Confused-deputy through the closure predicate itself. If the closure predicate reads untrusted runtime context — "close the handle when this returned object has done=true" — an attacker who controls the data path can keep the handle alive indefinitely. Closure must evaluate against trusted state only.
Authorship cost compounds. Capability-based systems carry a well-known implementation cost: someone must enumerate the capability claims that today are implicit (Capability Myths Demolished). PORTICO multiplies this by adding per-subgoal closure predicates on top of the per-tool catalog.

When the envelope does not hold, the pragmatic alternative is short-TTL transport credentials plus task-scope-security-boundary and a closed lethal trifecta leg. These close lingering authority deterministically without a reference monitor in the harness.

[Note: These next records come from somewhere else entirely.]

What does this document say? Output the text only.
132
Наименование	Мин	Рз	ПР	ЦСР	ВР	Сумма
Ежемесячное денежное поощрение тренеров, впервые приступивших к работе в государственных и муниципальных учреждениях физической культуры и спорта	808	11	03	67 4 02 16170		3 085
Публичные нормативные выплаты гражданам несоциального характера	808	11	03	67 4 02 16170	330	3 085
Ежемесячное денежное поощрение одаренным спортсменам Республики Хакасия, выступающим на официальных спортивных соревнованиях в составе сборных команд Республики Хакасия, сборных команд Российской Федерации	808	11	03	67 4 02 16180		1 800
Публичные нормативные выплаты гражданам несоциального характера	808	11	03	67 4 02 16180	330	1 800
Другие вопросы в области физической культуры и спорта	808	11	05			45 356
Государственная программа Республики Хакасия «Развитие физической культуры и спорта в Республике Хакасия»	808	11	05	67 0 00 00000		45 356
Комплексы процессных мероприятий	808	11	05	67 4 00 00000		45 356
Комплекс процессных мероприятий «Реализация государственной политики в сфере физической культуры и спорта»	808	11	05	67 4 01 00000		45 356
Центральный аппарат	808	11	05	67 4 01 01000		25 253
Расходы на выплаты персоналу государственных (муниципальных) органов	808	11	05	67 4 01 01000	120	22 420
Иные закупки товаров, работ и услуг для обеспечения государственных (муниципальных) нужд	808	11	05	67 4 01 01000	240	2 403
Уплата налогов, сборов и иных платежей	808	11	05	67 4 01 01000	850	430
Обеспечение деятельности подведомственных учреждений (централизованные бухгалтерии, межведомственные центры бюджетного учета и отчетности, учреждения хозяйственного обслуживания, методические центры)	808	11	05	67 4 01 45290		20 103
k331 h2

How it relates to adjacent patterns¶

PORTICO, monotonic capability attenuation, and HBHC are three different cuts at the same family of risk:

Pattern	What it scopes to	Revocation event	Authorship cost
Monotonic capability attenuation	A value's sink budget across composition	None — authority can only shrink through composition	Expert-crafted sink budgets per value class
Heartbeat-bound hierarchical credentials	A credential across an agent hierarchy	Parent stops heartbeating; descendants expire within `W_max + Δ_h + ε`	NTP discipline + parent keys in an enclave
Revocable resource-and-effect capabilities (this page)	A capability handle across a subgoal's lifetime	Trusted closure predicate fires	Hand-authored task contract + typed catalog + closure predicates

The mechanisms compose: value-level attenuation, hierarchy-level liveness, and subgoal-level closure address orthogonal axes. None alone covers the others' failure modes (Santos-Grueiro, 2026).

Key Takeaways¶

PORTICO addresses lingering authority — capabilities that remain exposed after the subgoal that justified them closes — by materialising every expansion as an opaque, epoch-bound handle and removing the handle from the planner's interface at closure.
The reported security delta is large in its envelope: zero executed contract-forbidden effects, 10/10 post-closure reuses rejected versus 10/10 permitted by a non-revoking comparator on real repository layouts.
The envelope is narrow: mediated tools, sound typed catalog, hand-authored contracts, and subgoals long enough that replay is a real risk. Outside it, short-TTL transport credentials plus narrow task scope close the same gap with less complexity.
Closure predicates must evaluate against trusted state only — reading untrusted runtime context to decide whether a handle closes reintroduces the confused-deputy problem this page was meant to close.
Pair with task-scope, blast-radius containment, and a closed lethal trifecta leg — the reference monitor is a layer, not a substitute.